El lunes corrí donde Surany’s y compré materiales para trabajar la acuarela, incluyendo el papel especial. Acomodé todo lo comprado en la mesa alta para arquitectos que también compré el día siguiente. Y allí quedó todo, en espera del día en que diera arranque el motor creativo. Al menos los preparativos habían servido para inducirme a recuperar el ritmo del trabajo pesado en la oficina y el entusiasmo por él. En poco tiempo dediqué los fines de semana para el arte y para pasarlos sobre todo con mi familia. Dos semanas después, y tras varios garabatos de ensayo, salió El Papo, como primer intento en completar una acuarela formal.  Busqué resaltar, sobre mucho negro y la tez del perfil de una bella indígena, la belleza común del Papo, tan común que durante mi niñez la veía en cuanto jardín y patio tenía al alcance para explorar.

            El Papo tenía un significado particular. Para mis amigos y a mí, el arbusto donde se daba la flor se ofrecía como un buen recurso para el juego. De la base pegajosa del tallo donde porta la flor su polen, arrancábamos un pequeño nódulo pegajoso. Nos lo pegábamos sobre la punta de nuestra nariz, y mejillas y frente y otros lugares de la cara que se nos ocurría. También hacíamos uso de sus largas y delgadas ramas. Las cortábamos en tramos de diferentes largos y le pelábamos su coraza, y poníamos los tramos a secar. De ellos forjábamos arcos y flechas.

            En El Papo, no manejé la técnica como hubiese querido, pero el ejercicio de ensayo me hizo ponerme las pilas. El medio de la acuarela, por su naturaleza, reta la habilidad artesanal de cualquier artista para usarla. Me propuse seguir explorándola. Con grata anticipación esperaba las llegadas de los fines de semana para seguirme nutriendo de mi nueva relación con el arte. No pintaba todos los fines de semana, pero al menos esperaba la llegada de mis mañanas, por más difícil que me resultaba la carga del mucho trabajo que quedaba por hacer para salvar el estado crítico en que estaban las compañías. Confiaba, bueno, al menos quería confiar, en que la llegada del primero de octubre, cuando asumiría Arnulfo la presidencia, las cosas eran de dirigirse a un destino más prometedor, donde cabía la posibilidad de que sanara la triste situación de los negocios.
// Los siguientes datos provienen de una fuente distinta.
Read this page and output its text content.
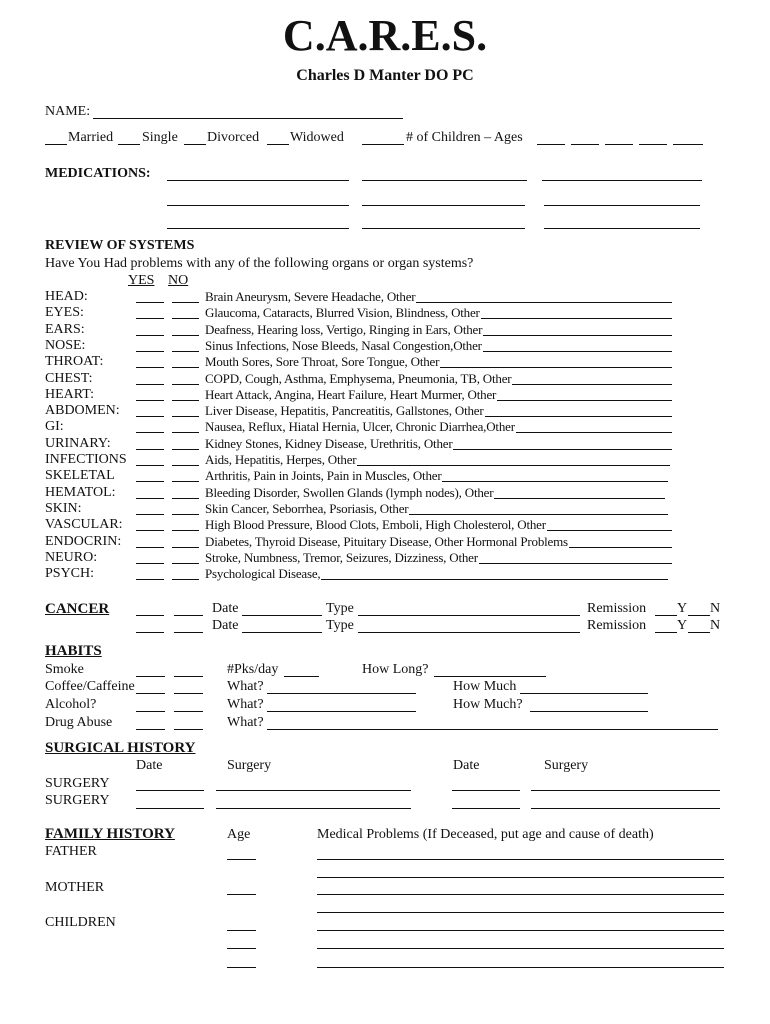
C.A.R.E.S.
Charles D Manter DO PC
NAME:
Married Single Divorced Widowed	# of Children – Ages
MEDICATIONS:
REVIEW OF SYSTEMS
Have You Had problems with any of the following organs or organ systems?
YES NO
HEAD:	Brain Aneurysm, Severe Headache, Other
EYES:	Glaucoma, Cataracts, Blurred Vision, Blindness, Other
EARS:	Deafness, Hearing loss, Vertigo, Ringing in Ears, Other
NOSE:	Sinus Infections, Nose Bleeds, Nasal Congestion,Other
THROAT:	Mouth Sores, Sore Throat, Sore Tongue, Other
CHEST:	COPD, Cough, Asthma, Emphysema, Pneumonia, TB, Other
HEART:	Heart Attack, Angina, Heart Failure, Heart Murmer, Other
ABDOMEN:	Liver Disease, Hepatitis, Pancreatitis, Gallstones, Other
GI:	Nausea, Reflux, Hiatal Hernia, Ulcer, Chronic Diarrhea,Other
URINARY:	Kidney Stones, Kidney Disease, Urethritis, Other
INFECTIONS	Aids, Hepatitis, Herpes, Other
SKELETAL	Arthritis, Pain in Joints, Pain in Muscles, Other
HEMATOL:	Bleeding Disorder, Swollen Glands (lymph nodes), Other
SKIN:	Skin Cancer, Seborrhea, Psoriasis, Other
VASCULAR:	High Blood Pressure, Blood Clots, Emboli, High Cholesterol, Other
ENDOCRIN:	Diabetes, Thyroid Disease, Pituitary Disease, Other Hormonal Problems
NEURO:	Stroke, Numbness, Tremor, Seizures, Dizziness, Other
PSYCH:	Psychological Disease,
CANCER	Date	Type	Remission Y N
Date	Type	Remission Y N
HABITS
Smoke	#Pks/day	How Long?
Coffee/Caffeine	What?	How Much
Alcohol?	What?	How Much?
Drug Abuse	What?
SURGICAL HISTORY
Date	Surgery	Date	Surgery
SURGERY
SURGERY
FAMILY HISTORY	Age	Medical Problems (If Deceased, put age and cause of death)
FATHER
MOTHER
CHILDREN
            Un día, afectado por un artículo sobre la pobreza rural en Estados Unidos publicado en TIME—revista a la cual como mi padre estaba yo suscrito—pinté La Pobrecita, donde procuré captar el obscuro peso de la condición de ser pobre sobre la tierna imagen de una niña. Después, más adelante, siguió Lamento, donde quise indagar un aspecto de la vulnerabilidad interna que siente la mujer cuando cuestiona los instintos que la definen como hembra.  Otro fin de semana me provocó pintar en cartulina la misma imagen de mi padre que usé para el carboncillo. La plasmé en un simulacro de afiche político que decía DAVID PRETTO PARA DIPUTADO. De esa forma quise conmemorar el orgullo que debió sentir Papá por los resultados de su campaña del 64.

            No tardaron los deseos de comprar más materiales para la pintura. Me equipé con un juego de tubos de pinturas al óleo y lienzos, más otra utilería, y me puse a pensar en transformar parte del garaje en un taller para la pintura. Sería como Churchill, me dije, usaría mi habilidad y el disfrute por la pintura como acompañante para resistir las cuotas de trabajo que me había comprometido entregarle al deber de familia, y a trabajar la visión de largo alcance de hacerme diputado, y, bueno, algún día de ser presidente.

El 1º de Octubre inauguró Arnulfo su presidencia.  Mi padre y Roly estaban felices y lleno de optimismo. Yo también veía alumbrado el horizonte de mis propias ambiciones y el camino prometedor que conducía a él.

            Entonces, nos sorprendió el 11 de octubre.